Depuis près de deux ans, je vis un peu ce que la plupart des femmes de pasteurs ont vécu pendant des siècles, un ministère moins public et moins payé, certainement moins gratifiant aux yeux des hommes, mais certainement reconnu par notre Dieu. Et je voudrais ici rendre hommage à ces épouses qui ont vécu — et vivent toujours — cette vie plus effacée, en soutien à la personne la plus en vue dans l’Église, peut-être la plus respectée, alors qu’elles s’occup(ai)ent des enfants et de la maison, viv(ai)ent ces moments de solitude quand leur conjoint était/est en réunion ou en visite, souvent tard le soir. Mais surtout, je reconnais que beaucoup de femmes ont souffert dans l’Église, alors qu’elles voulaient s’y impliquer davantage et ont été brimées, avec l’appui involontaire de la Bible. Et j’en suis profondément attristé.

Depuis presque deux ans donc, étant moi-même docteur en théologie, amoureux de la Parole bien lue — comme tout bon évangélique qui se respecte —, je réfléchis ainsi plus particulièrement à ce sujet qui a frustré bien des femmes et divisé bien des Églises : le ministère de la femme dans l’Église.

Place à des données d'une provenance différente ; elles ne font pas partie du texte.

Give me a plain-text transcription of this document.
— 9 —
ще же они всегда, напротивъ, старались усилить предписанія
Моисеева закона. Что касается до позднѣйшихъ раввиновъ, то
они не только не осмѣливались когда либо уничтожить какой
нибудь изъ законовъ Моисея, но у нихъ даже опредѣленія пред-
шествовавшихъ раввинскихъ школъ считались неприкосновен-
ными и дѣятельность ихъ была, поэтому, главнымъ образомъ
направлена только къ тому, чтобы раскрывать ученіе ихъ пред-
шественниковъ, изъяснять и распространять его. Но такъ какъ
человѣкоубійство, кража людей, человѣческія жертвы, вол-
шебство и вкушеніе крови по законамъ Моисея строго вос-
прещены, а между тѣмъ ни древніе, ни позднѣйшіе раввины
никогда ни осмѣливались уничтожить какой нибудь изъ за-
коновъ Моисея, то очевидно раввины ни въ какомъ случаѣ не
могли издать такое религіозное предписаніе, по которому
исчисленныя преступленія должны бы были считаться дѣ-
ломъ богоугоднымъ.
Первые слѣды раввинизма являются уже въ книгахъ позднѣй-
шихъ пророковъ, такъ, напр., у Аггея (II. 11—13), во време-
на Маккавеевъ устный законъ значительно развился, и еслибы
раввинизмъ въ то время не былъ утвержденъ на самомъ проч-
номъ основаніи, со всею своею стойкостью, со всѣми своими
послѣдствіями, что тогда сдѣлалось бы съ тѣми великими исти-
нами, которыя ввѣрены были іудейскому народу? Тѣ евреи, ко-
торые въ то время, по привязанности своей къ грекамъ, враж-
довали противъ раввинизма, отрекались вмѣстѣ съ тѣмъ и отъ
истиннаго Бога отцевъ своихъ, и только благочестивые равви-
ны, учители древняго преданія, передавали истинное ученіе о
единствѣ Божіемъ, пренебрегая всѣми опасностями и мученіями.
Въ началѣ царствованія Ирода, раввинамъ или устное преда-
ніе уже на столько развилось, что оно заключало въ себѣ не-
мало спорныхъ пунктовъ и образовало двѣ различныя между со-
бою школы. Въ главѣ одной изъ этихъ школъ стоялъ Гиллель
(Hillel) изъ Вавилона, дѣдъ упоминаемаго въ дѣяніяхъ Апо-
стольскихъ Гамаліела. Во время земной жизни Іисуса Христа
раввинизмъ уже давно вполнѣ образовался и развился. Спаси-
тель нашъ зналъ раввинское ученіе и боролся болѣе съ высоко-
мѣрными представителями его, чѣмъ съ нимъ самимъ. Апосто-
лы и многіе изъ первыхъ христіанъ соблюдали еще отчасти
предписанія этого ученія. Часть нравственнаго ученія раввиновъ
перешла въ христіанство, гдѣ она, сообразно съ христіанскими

Combien d’arguments ai-je pu entendre, depuis que j’ai commencé mes études de théologie il y a 25 ans, en faveur ou contre l’implication des femmes dans le pastorat ; combien de discussions à laquelle j’ai assisté pour déterminer les différents domaines de l’Église où elles pourraient intervenir ou pour juger des moments où elles pourraient parler ou se taire ?

Pourquoi tous ces débats ?

Il n’y a pas de doute, ces débats sont nés (1) d’une part du fait que l’Écriture, la Parole de Dieu que nous chérissons tant, semble indiquer que la femme, du fait même qu’elle soit née femme, ne peut pas enseigner les hommes ou avoir des paroles d’autorité adressées aux hommes, et (2) d’autre part du fait que nous avons des femmes qui, dans notre société, peuvent aujourd’hui exercer les mêmes métiers que les hommes, avoir autorité sur beaucoup d’hommes dans leur travail, mais qui ne pourraient être pasteur/enseignant ou avoir autorité sur des hommes dans l’Église. 

Je ne vais pas essayer ici d’avancer les arguments en faveur du ministère féminin, je n’en ai pas la place et ce n’est pas mon but. D’autres l’ont fait et, pour une clarification synthétique et bienfaisante de ces passages — somme toute peu nombreux (1 Co 11 : 3-16 ; 1 Co 14 : 33b-36 ; 1 Tm 2 : 9-15) — je conseille le petit livre de Jean-Marc Bellefleur, Hommes & Femmes dans l’Eglise.[1]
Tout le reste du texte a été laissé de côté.